The InsurTech IPO roadmap

Paul Morgenthaler
CommerzVentures
Published in
3 min readJun 11, 2019

Celebrated as one of the 10 largest IPOs of all time, Uber Technologies Inc. floated its stock at a valuation of $82 billion on May 10th. Just three weeks later, the company announced a quarterly loss of $1 billion, citing heavy investment in its new food delivery and freight businesses.

Uber is by far not the only company to IPO with its bottom line deep in the red. Indeed, according to the University of Florida, 83% of all U.S. IPOs in 2018 involved companies that lost money in the 12 months leading up to their market debut. Importantly, the stock prices of the unprofitable companies went on to perform even better than those of the profitable companies (PitchBook).

We are in a growth over profit market. Investors believe that more investment in product and more growth will translate into a dominant market position — and massive profits — in the future.

Reaching a dominant market position is also the ambition of many InsurTechs. The recent funding rounds of Lemonade ($300m), Wefox ($125m), Hippo ($70m) are testament to that.

While strong funding is a necessary condition for attaining that goal, it is far from the only requirement. To become massive (and profitable) businesses in the future, InsurTechs will need to outplay a true unfair advantage in the market over incumbents.

Unfair advantages of InsurTechs

Recently I talked to the founder of a company that provides essential real-time data to optimise underwriting and claims assessment. A large insurer became interested in licensing his technology three years ago. Since then, the founder met with 282 executives of that insurer, in a total of 47 meetings. Still, there is no clear roadmap towards implementation.

Reflecting on his “journey” with that insurer, the founder concluded he would have been better off if he had become an insurer himself and started to underwrite based on his technology!

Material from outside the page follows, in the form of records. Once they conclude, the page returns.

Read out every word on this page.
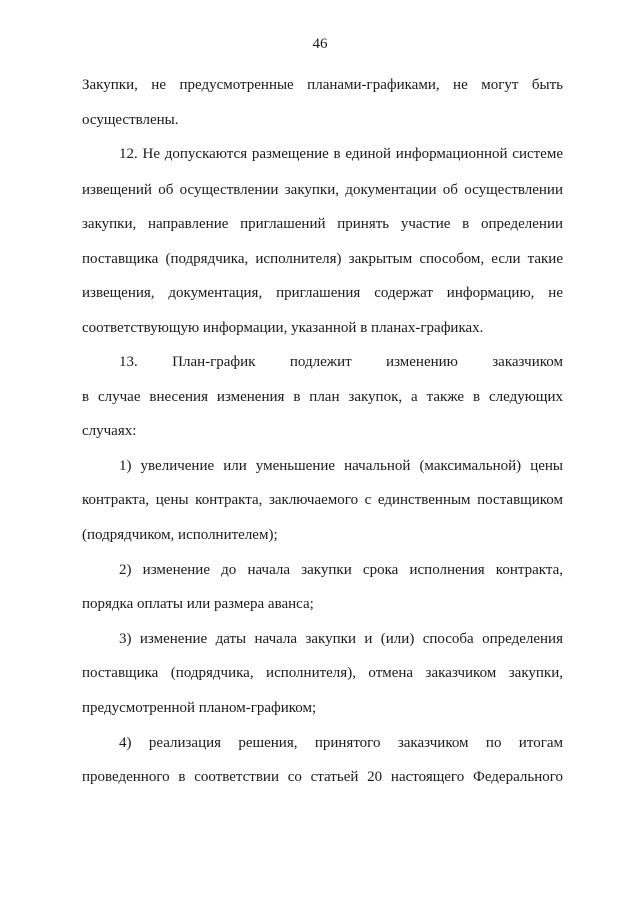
46
Закупки, не предусмотренные планами-графиками, не могут быть
осуществлены.
12. Не допускаются размещение в единой информационной системе
извещений об осуществлении закупки, документации об осуществлении
закупки, направление приглашений принять участие в определении
поставщика (подрядчика, исполнителя) закрытым способом, если такие
извещения, документация, приглашения содержат информацию, не
соответствующую информации, указанной в планах-графиках.
13. План-график подлежит изменению заказчиком
в случае внесения изменения в план закупок, а также в следующих
случаях:
1) увеличение или уменьшение начальной (максимальной) цены
контракта, цены контракта, заключаемого с единственным поставщиком
(подрядчиком, исполнителем);
2) изменение до начала закупки срока исполнения контракта,
порядка оплаты или размера аванса;
3) изменение даты начала закупки и (или) способа определения
поставщика (подрядчика, исполнителя), отмена заказчиком закупки,
предусмотренной планом-графиком;
4) реализация решения, принятого заказчиком по итогам
проведенного в соответствии со статьей 20 настоящего Федерального
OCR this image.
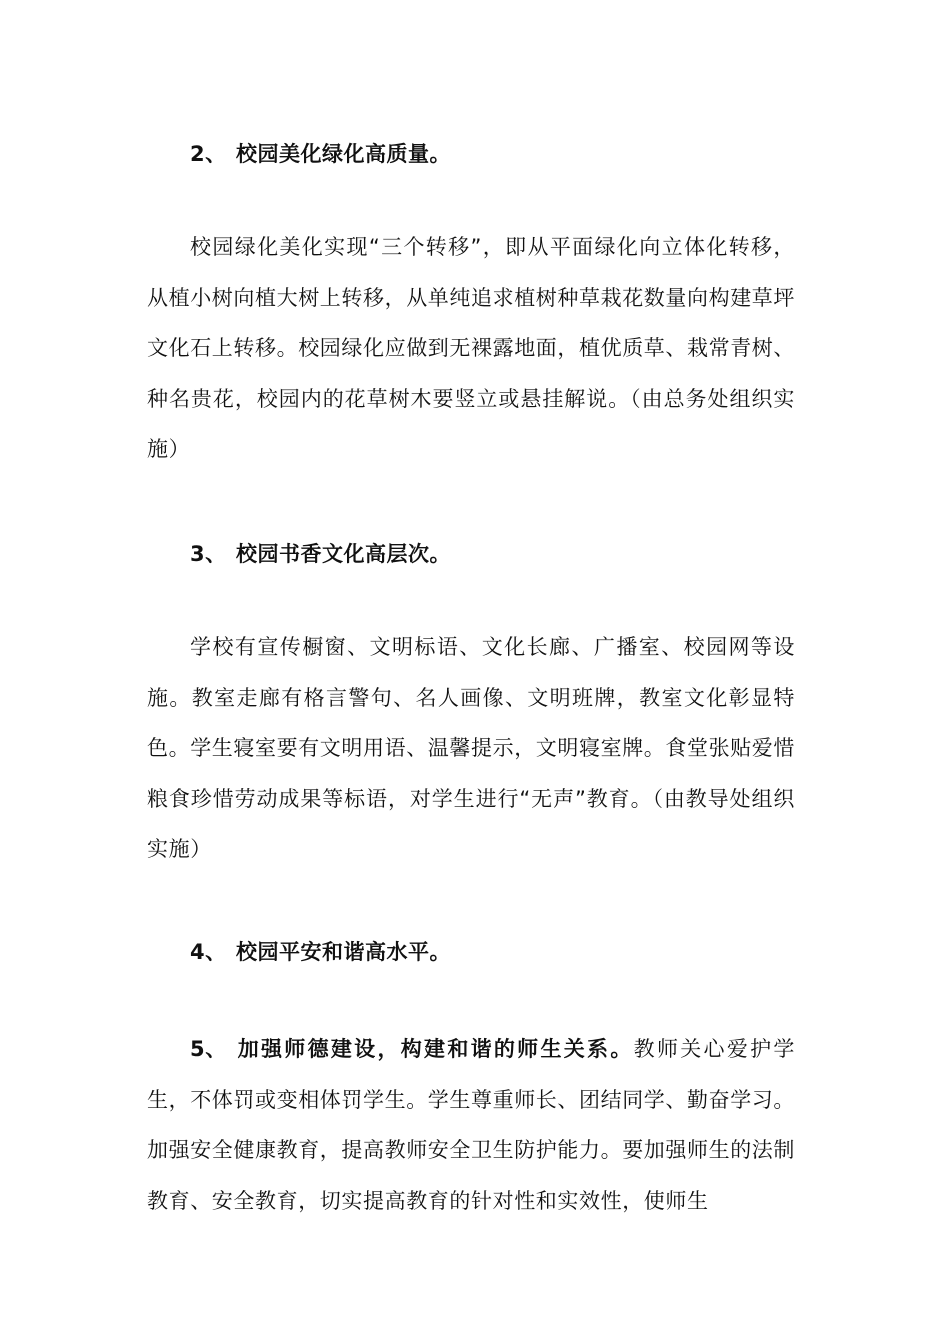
2、 校园美化绿化高质量。
校园绿化美化实现“三个转移”，即从平面绿化向立体化转移，从植小树向植大树上转移，从单纯追求植树种草栽花数量向构建草坪文化石上转移。校园绿化应做到无裸露地面，植优质草、栽常青树、种名贵花，校园内的花草树木要竖立或悬挂解说。（由总务处组织实施）
3、 校园书香文化高层次。
学校有宣传橱窗、文明标语、文化长廊、广播室、校园网等设施。教室走廊有格言警句、名人画像、文明班牌，教室文化彰显特色。学生寝室要有文明用语、温馨提示，文明寝室牌。食堂张贴爱惜粮食珍惜劳动成果等标语，对学生进行“无声”教育。（由教导处组织实施）
4、 校园平安和谐高水平。
5、 加强师德建设，构建和谐的师生关系。教师关心爱护学生，不体罚或变相体罚学生。学生尊重师长、团结同学、勤奋学习。加强安全健康教育，提高教师安全卫生防护能力。要加强师生的法制教育、安全教育，切实提高教育的针对性和实效性，使师生
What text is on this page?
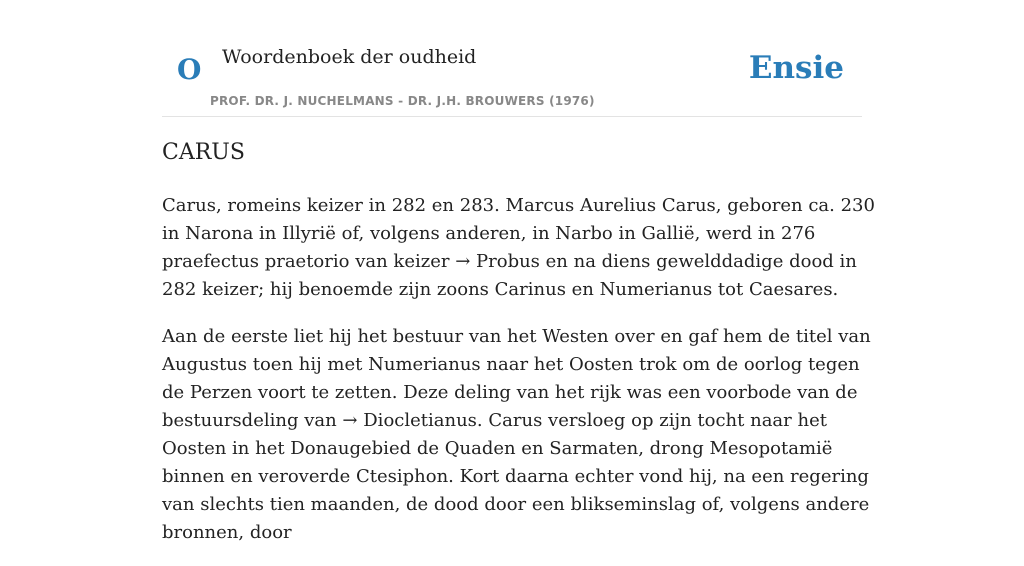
O Woordenboek der oudheid
PROF. DR. J. NUCHELMANS - DR. J.H. BROUWERS (1976)
Ensie
CARUS

Carus, romeins keizer in 282 en 283. Marcus Aurelius Carus, geboren ca. 230 in Narona in Illyrië of, volgens anderen, in Narbo in Gallië, werd in 276 praefectus praetorio van keizer → Probus en na diens gewelddadige dood in 282 keizer; hij benoemde zijn zoons Carinus en Numerianus tot Caesares.

Aan de eerste liet hij het bestuur van het Westen over en gaf hem de titel van Augustus toen hij met Numerianus naar het Oosten trok om de oorlog tegen de Perzen voort te zetten. Deze deling van het rijk was een voorbode van de bestuursdeling van → Diocletianus. Carus versloeg op zijn tocht naar het Oosten in het Donaugebied de Quaden en Sarmaten, drong Mesopotamië binnen en veroverde Ctesiphon. Kort daarna echter vond hij, na een regering van slechts tien maanden, de dood door een blikseminslag of, volgens andere bronnen, door
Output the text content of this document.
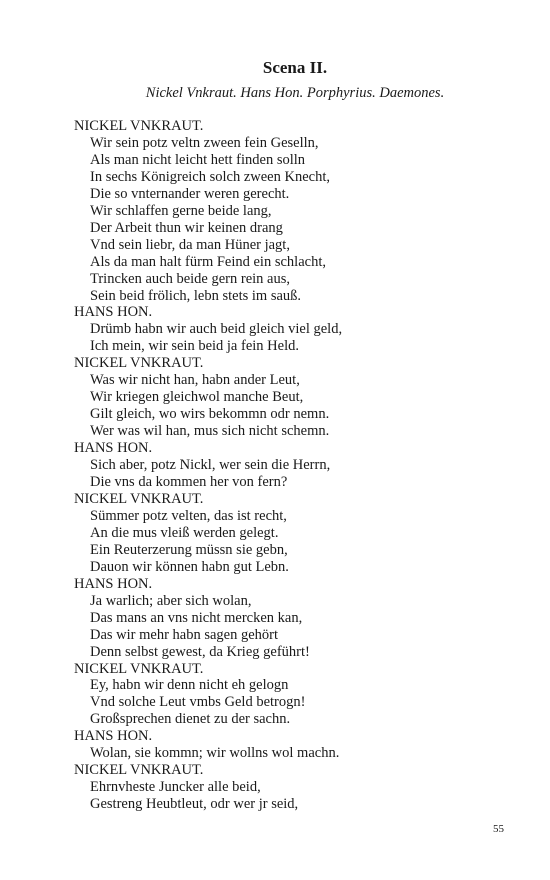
Scena II.
Nickel Vnkraut. Hans Hon. Porphyrius. Daemones.
NICKEL VNKRAUT.
Wir sein potz veltn zween fein Geselln,
Als man nicht leicht hett finden solln
In sechs Königreich solch zween Knecht,
Die so vnternander weren gerecht.
Wir schlaffen gerne beide lang,
Der Arbeit thun wir keinen drang
Vnd sein liebr, da man Hüner jagt,
Als da man halt fürm Feind ein schlacht,
Trincken auch beide gern rein aus,
Sein beid frölich, lebn stets im sauß.
HANS HON.
Drümb habn wir auch beid gleich viel geld,
Ich mein, wir sein beid ja fein Held.
NICKEL VNKRAUT.
Was wir nicht han, habn ander Leut,
Wir kriegen gleichwol manche Beut,
Gilt gleich, wo wirs bekommn odr nemn.
Wer was wil han, mus sich nicht schemn.
HANS HON.
Sich aber, potz Nickl, wer sein die Herrn,
Die vns da kommen her von fern?
NICKEL VNKRAUT.
Sümmer potz velten, das ist recht,
An die mus vleiß werden gelegt.
Ein Reuterzerung müssn sie gebn,
Dauon wir können habn gut Lebn.
HANS HON.
Ja warlich; aber sich wolan,
Das mans an vns nicht mercken kan,
Das wir mehr habn sagen gehört
Denn selbst gewest, da Krieg geführt!
NICKEL VNKRAUT.
Ey, habn wir denn nicht eh gelogn
Vnd solche Leut vmbs Geld betrogn!
Großsprechen dienet zu der sachn.
HANS HON.
Wolan, sie kommn; wir wollns wol machn.
NICKEL VNKRAUT.
Ehrnvheste Juncker alle beid,
Gestreng Heubtleut, odr wer jr seid,
55
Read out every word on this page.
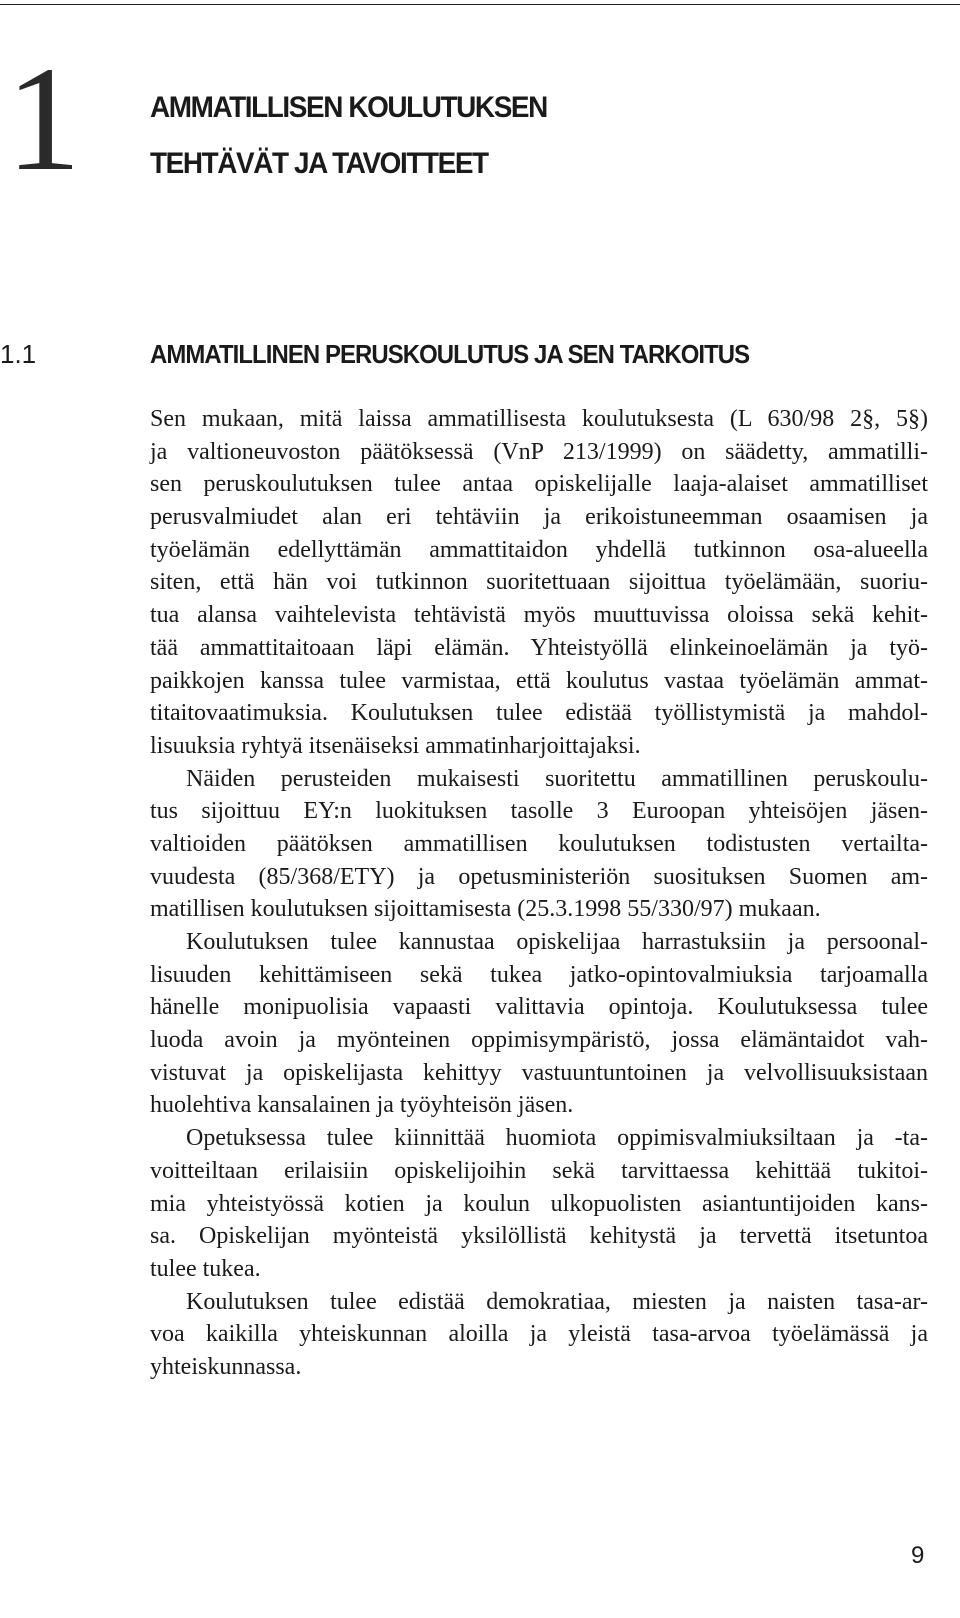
1 AMMATILLISEN KOULUTUKSEN
TEHTÄVÄT JA TAVOITTEET
1.1	AMMATILLINEN PERUSKOULUTUS JA SEN TARKOITUS
Sen mukaan, mitä laissa ammatillisesta koulutuksesta (L 630/98 2§, 5§)
ja valtioneuvoston päätöksessä (VnP 213/1999) on säädetty, ammatilli-
sen peruskoulutuksen tulee antaa opiskelijalle laaja-alaiset ammatilliset
perusvalmiudet alan eri tehtäviin ja erikoistuneemman osaamisen ja
työelämän edellyttämän ammattitaidon yhdellä tutkinnon osa-alueella
siten, että hän voi tutkinnon suoritettuaan sijoittua työelämään, suoriu-
tua alansa vaihtelevista tehtävistä myös muuttuvissa oloissa sekä kehit-
tää ammattitaitoaan läpi elämän. Yhteistyöllä elinkeinoelämän ja työ-
paikkojen kanssa tulee varmistaa, että koulutus vastaa työelämän ammat-
titaitovaatimuksia. Koulutuksen tulee edistää työllistymistä ja mahdol-
lisuuksia ryhtyä itsenäiseksi ammatinharjoittajaksi.
Näiden perusteiden mukaisesti suoritettu ammatillinen peruskoulu-
tus sijoittuu EY:n luokituksen tasolle 3 Euroopan yhteisöjen jäsen-
valtioiden päätöksen ammatillisen koulutuksen todistusten vertailta-
vuudesta (85/368/ETY) ja opetusministeriön suosituksen Suomen am-
matillisen koulutuksen sijoittamisesta (25.3.1998 55/330/97) mukaan.
Koulutuksen tulee kannustaa opiskelijaa harrastuksiin ja persoonal-
lisuuden kehittämiseen sekä tukea jatko-opintovalmiuksia tarjoamalla
hänelle monipuolisia vapaasti valittavia opintoja. Koulutuksessa tulee
luoda avoin ja myönteinen oppimisympäristö, jossa elämäntaidot vah-
vistuvat ja opiskelijasta kehittyy vastuuntuntoinen ja velvollisuuksistaan
huolehtiva kansalainen ja työyhteisön jäsen.
Opetuksessa tulee kiinnittää huomiota oppimisvalmiuksiltaan ja -ta-
voitteiltaan erilaisiin opiskelijoihin sekä tarvittaessa kehittää tukitoi-
mia yhteistyössä kotien ja koulun ulkopuolisten asiantuntijoiden kans-
sa. Opiskelijan myönteistä yksilöllistä kehitystä ja tervettä itsetuntoa
tulee tukea.
Koulutuksen tulee edistää demokratiaa, miesten ja naisten tasa-ar-
voa kaikilla yhteiskunnan aloilla ja yleistä tasa-arvoa työelämässä ja
yhteiskunnassa.
9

This anecdote illustrates why there is a need for InsurTechs and the edge they have over incumbents.

InsurTechs use the advantages of modern technology to simplify and speed up processes, underwrite smarter, reduce distribution cost and improve the claims experience. Incumbents could do this too — in theory. As the anecdote above shows, their inflexible legacy organisations and technology are a major roadblock, and working as an unfair advantage for InsurTechs. If and when incumbents finally catch up, it may be too late.

Exponential growth opportunities

Bought By Many (CommerzVentures portfolio) serves as an example for how this story could unfold.

A pet insurer based in the UK, Bought By Many sold its first own-branded policy in 2017. Within less than 2 years it captured a new business market share of more than 10%. It is now Europe’s fastest growing InsurTech (in terms of absolute premium growth).

Despite its rapid growth from a standing start, Bought By Many has achieved a very healthy loss ratio, strong unit economics and exceptionally high customer satisfaction scores.

Its not-so-secret sauce is the digital data it generates across the entire insurance chain: starting with consumer interests and pain points, moving through conversion funnels, to claims behaviour, retention and satisfaction scores.

Bought By Many’s target demographic — pet owners — identify strongly as such. Pet owners are also by far the healthier and wealthier half of the population. Serving their other personal insurance needs, based on what Bought By Many already knows about them, is an exponential growth opportunity several times the size of pet insurance.

The current crop of IPOed companies started at the fringes, and later “crossed the chasm” into mainstream markets — when their growth curves started to tick upwards. Uber started as a service to order black limos — now it is a company redefining urban mobility and logistics. Pinterest was once a moodboard for design bloggers — now it is a social media platform with more than 260 million users.

Tomorrow’s winners in InsurTech will follow a similar path — it is hard to see who could stop them.